SARS-CoV-2 is the novel coronavirus responsible for the current COVID-19 pandemic. Severe complications are observed only in a small proportion of infected patients but the cellular mechanisms underlying this progression are still unknown. Comprehensive flow cytometry of whole blood samples from 54 COVID-19 patients reveals a dramatic increase in the number of immature neutrophils. This increase strongly correlates with disease severity and is associated with elevated IL-6 and IP-10 levels, two key players in the cytokine storm. The most pronounced decrease in cell counts is observed for CD8 T-cells and VD2 γδ T-cells, which both exhibit increased differentiation and activation. ROC analysis reveals that the count ratio of immature neutrophils to VD2 (or CD8) T-cells predicts pneumonia onset (0.9071) as well as hypoxia onset (0.8908) with high sensitivity and specificity. It would thus be a useful prognostic marker for preventive patient management and improved healthcare resource management.

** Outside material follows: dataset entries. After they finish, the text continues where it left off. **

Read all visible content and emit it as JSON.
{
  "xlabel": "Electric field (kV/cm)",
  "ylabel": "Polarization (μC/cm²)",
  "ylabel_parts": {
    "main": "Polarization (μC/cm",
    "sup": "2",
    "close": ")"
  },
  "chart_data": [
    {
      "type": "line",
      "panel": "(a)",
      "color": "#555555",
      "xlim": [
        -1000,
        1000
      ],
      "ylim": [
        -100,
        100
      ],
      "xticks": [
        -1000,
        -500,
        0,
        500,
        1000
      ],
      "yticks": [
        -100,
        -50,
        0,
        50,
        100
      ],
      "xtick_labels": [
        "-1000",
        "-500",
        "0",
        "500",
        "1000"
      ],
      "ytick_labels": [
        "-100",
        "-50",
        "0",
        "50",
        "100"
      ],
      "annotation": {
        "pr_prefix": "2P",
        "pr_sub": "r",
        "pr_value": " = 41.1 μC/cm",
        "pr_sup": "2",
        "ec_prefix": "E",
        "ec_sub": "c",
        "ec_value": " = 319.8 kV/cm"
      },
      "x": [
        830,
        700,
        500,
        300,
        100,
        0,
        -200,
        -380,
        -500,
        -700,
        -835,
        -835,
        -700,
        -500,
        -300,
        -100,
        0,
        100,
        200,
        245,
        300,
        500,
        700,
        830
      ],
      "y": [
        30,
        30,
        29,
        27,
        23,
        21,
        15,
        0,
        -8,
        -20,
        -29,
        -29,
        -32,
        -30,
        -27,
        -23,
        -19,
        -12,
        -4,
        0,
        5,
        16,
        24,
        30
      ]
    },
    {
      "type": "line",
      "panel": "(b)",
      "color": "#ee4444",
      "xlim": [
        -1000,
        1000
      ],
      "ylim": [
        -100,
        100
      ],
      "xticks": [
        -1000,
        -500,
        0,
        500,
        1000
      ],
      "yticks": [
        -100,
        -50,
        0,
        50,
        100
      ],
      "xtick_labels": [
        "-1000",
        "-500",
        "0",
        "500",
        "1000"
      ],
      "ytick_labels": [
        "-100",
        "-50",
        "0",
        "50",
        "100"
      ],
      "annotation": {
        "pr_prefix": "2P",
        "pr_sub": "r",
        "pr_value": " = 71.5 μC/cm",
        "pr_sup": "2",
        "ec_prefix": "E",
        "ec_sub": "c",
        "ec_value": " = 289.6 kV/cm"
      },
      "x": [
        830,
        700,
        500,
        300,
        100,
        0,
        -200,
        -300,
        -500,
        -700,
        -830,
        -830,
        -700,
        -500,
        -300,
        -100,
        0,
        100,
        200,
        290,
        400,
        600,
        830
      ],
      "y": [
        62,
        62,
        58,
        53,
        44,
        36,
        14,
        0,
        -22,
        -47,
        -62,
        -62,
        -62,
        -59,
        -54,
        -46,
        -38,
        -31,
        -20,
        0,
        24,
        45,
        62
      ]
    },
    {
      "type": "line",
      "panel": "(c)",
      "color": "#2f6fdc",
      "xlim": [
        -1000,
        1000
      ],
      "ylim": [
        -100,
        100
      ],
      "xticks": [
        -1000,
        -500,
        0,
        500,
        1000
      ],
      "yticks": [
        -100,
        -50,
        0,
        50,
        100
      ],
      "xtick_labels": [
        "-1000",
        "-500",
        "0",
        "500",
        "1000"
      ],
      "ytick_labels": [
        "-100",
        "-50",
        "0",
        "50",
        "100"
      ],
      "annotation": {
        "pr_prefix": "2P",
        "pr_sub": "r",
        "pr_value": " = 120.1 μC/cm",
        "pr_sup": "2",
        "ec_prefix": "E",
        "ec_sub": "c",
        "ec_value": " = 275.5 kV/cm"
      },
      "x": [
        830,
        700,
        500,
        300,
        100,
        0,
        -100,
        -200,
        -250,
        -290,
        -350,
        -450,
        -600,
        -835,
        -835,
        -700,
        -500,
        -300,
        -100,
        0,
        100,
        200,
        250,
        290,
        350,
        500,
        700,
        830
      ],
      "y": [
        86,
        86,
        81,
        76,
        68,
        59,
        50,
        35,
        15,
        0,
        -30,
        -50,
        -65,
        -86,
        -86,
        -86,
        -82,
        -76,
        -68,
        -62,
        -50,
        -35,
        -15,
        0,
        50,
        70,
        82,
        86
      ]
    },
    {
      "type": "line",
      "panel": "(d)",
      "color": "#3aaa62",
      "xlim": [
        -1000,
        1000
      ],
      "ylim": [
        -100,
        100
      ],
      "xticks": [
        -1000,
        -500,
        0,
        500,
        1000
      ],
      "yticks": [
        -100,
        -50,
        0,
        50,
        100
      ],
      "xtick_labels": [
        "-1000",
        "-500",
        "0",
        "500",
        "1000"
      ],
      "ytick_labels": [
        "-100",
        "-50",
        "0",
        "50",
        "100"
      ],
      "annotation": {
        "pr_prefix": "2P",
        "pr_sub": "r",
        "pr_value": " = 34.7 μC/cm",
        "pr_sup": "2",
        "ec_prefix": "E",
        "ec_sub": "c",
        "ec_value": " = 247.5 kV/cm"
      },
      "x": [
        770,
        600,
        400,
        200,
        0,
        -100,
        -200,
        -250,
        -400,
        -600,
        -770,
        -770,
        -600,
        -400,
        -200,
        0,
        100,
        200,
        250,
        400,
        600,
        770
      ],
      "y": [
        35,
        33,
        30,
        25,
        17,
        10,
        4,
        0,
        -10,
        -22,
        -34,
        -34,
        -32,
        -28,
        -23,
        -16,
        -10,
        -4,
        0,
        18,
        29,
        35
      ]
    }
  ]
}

SARS-CoV-2 是导致当前 COVID-19 大流行的新型冠状病毒。仅在一小部分感染患者中观察到严重并发症，但这种进展背后的细胞机制仍不清楚。对 54 名 COVID-19 患者的全血样本进行综合流式细胞术显示，未成熟中性粒细胞的数量急剧增加。这种增加与疾病严重程度密切相关，并与细胞因子风暴中的两个关键因素 IL-6 和 IP-10 水平升高相关。细胞计数减少最明显的是 CD8 T 细胞和 VD2 γδ T 细胞，它们都表现出分化和激活增加。ROC 分析显示，未成熟中性粒细胞与 VD2（或 CD8）T 细胞的计数比可预测肺炎发作 (0.9071) 以及缺氧发作 (0.8908)，具有高敏感性和特异性。因此，它将成为预防性患者管理和改进医疗资源管理的有用预后标志。